Bu yazının başlığı, “Ben olsam, sana selam bile vermezdim” olacaktı.
Babacan’ın partisi DEVA devreye girince, değiştirmek zorunda kaldım.
Önce Babacan’ın partisiyle ilgili bir çift söz söyleyeyim:
Davutoğlu’nun “ıskaladığı” ne kadar liberal varsa, partiye doldurmuş durumda.
İlaveten, bazı AK Partili eski bakanlar ve milletvekilleri...
Mustafa Yeneroğlu adlı şahıs bile var.
Hani kendi partisini eleştirirken gürül gürül çağlayan; iştahla, iştiyakla, şehvetle şakıyan, partisine ve hassaten Cumhurbaşkanı Erdoğan’a yönelik taarruzlar (ve küfürler) karşısında ağzını dahi açmayan tırsak şahıs var ya, işte o...
Uzun yıllar, liberaller tarafından “ilke insanı” diye pazarlandı.
İlkeyle milkeyle işi olmazdı...
Sadece kurnaz ve nankör bir
adamdı...
Mustafa Yeneroğlu’nun olduğu, Abdullah Gül’ün olmadığı bir parti, nasıl bir partidir?
Ben, açıkçası, bu durumu kınıyorum.
Madem tavırsızlıkta birbirleriyle yarışanlardan bir “şey” elde edilmek isteniyordu, Gül’den daha tavırsızını nereden bulacaklardı?
Denilenlere göre, Gül’le Babacan’ın arasına kara kediler girmiş...
Gül partiye katılmak istememiş.
Sadece isim dikte etmiş. Babacan da “kurucular kurulu”na yerleştirmiş.
FETÖ’cülerin çok güvendiği ve ismi RAND raporunda geçen malum şahsı da Gül mü önerdi acaba? Merak...
Benim tahminim şu:
Gül, sadece tavırsız değil, aynı zamanda üşengeç bir adamdır.
Elini taşın altına koymaz.
Her şeyin başka eller tarafından hazırlanıp önüne konulmasını ister.
Sonra seçimini yapar.
Burada da öyle olmuştur... “Hele siz bir hazırlayın, geniş bir zamanda bakarız!” demiştir.
O “geniş zaman”a Kemal Kılıçdaroğlu’yla yapılan bazı pazarlıklar da dahil elbette.
Gül’ün, bir süreliğine “bağımsız” ve “tarafsız” görünmesi gerekiyor çünkü.
Ki, Kılıçdaroğlu tarafından “çatı adaylığa” layık görülsün.

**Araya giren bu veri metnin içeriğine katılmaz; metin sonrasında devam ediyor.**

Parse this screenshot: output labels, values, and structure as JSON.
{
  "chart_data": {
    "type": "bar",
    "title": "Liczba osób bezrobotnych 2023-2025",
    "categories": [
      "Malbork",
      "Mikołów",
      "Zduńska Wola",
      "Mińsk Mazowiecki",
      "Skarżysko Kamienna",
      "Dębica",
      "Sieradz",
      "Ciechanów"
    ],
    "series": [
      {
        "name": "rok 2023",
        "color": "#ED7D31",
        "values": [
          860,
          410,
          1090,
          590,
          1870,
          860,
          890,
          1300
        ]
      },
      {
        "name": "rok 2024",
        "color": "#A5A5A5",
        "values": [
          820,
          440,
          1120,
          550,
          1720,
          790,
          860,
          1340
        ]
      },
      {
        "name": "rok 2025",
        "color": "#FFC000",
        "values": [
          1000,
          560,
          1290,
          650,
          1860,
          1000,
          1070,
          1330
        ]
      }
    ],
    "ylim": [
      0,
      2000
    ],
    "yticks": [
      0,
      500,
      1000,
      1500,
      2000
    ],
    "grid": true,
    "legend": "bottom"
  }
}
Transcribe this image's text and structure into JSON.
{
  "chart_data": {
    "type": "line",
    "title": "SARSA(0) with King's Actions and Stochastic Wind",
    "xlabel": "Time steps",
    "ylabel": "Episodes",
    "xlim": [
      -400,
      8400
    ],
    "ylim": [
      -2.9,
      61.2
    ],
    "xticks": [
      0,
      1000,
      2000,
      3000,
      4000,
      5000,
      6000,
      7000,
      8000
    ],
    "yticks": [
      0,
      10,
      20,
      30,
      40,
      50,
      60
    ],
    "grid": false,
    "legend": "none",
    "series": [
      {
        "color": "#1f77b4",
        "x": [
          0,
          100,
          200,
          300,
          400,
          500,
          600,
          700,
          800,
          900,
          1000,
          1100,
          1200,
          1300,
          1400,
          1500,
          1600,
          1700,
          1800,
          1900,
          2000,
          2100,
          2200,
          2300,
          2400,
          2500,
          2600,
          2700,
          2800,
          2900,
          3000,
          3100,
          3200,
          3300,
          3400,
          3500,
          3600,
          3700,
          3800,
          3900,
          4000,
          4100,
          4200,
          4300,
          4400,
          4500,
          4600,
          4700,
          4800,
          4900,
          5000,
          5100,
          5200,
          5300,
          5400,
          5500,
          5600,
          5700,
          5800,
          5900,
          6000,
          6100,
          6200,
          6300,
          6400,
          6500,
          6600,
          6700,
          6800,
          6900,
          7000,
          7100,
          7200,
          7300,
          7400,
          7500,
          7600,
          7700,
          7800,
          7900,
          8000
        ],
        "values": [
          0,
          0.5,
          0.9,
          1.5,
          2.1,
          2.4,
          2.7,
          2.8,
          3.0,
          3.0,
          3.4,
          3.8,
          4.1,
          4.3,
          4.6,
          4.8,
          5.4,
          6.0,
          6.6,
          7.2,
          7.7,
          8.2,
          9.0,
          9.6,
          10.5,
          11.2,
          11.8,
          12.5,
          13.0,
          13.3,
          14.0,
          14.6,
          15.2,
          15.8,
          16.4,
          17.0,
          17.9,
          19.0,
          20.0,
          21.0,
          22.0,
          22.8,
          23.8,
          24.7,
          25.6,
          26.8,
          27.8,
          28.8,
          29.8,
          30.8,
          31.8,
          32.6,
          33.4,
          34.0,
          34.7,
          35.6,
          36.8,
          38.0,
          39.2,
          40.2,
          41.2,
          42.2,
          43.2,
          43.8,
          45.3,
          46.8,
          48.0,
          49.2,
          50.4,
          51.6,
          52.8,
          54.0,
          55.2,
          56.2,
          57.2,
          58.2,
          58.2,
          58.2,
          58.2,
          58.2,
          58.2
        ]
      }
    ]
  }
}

Babacan bahsi şimdilik bu kadar...
Gelelim Davutcan bahsine.
Davutcan, pazar günü Konya’da bir nümayiş yaptı. Yüzlerce araçlık konvoya kendisini karşılattı.
İyi yaptı.
Bir de internet üzerinden bir “nutuk” saldı.
Konuşmasının bir yerinde (özetle) şöyle bir yakınmada bulunuyordu: “İdlib’de 33 şehit verdiğimizde tek tek bütün siyasi parti liderlerini aradım. Kılıçdaroğlu, Akşener ve Karamollaoğlu’yla görüştüm. Ama Sayın Cumhurbaşkanı telefonuma çıkmadı.”
Ben de olsam, telefonuna çıkmazdım.
Hatta selam bile vermezdim.
Çünkü karşımızda, “Kim ne derse desin ben sözüme sadığım, Cumhurbaşkanımızla kurduğum vefa ilişkisini son nefesime kadar sürdüreceğim. Hiç kimse benim ağzımdan, benim dilimden, benim zihnimden Cumhurbaşkanımız aleyhine tek bir söz duymadı. Duymayacak” demiş ve bu sözünü tutmamış bir adam var.
Daha önce de hatırlatmıştım:
Davutoğlu, son altı aydır sistematik olarak Erdoğan’a saldırıyor...
Öyle böyle değil, bayağı saldırıyor...
En son Halk TV’nin sitesinde görmüştüm.
Şöyle diyordu: “Kendi oğlunu diğer vatan evlatlarından ayıran biri, devlet adamı olamaz...”
Hazır Erdoğan’a laf sokuyor olmanın “iştahı” devam ediyorken, 8 Mart Dünya Kadınlar Günü’nde “parti olarak” bir klip yayınlayıp yine Erdoğan’a yürüdüler; hem de “sen” diyerek ve terbiyesizce laflarla... (Bu klibin içeriği tam FETÖ’cülerin istediği türdendi.)
Şimdi siz söyleyin...
Böyle bir adamın telefonuna çıkılır mı?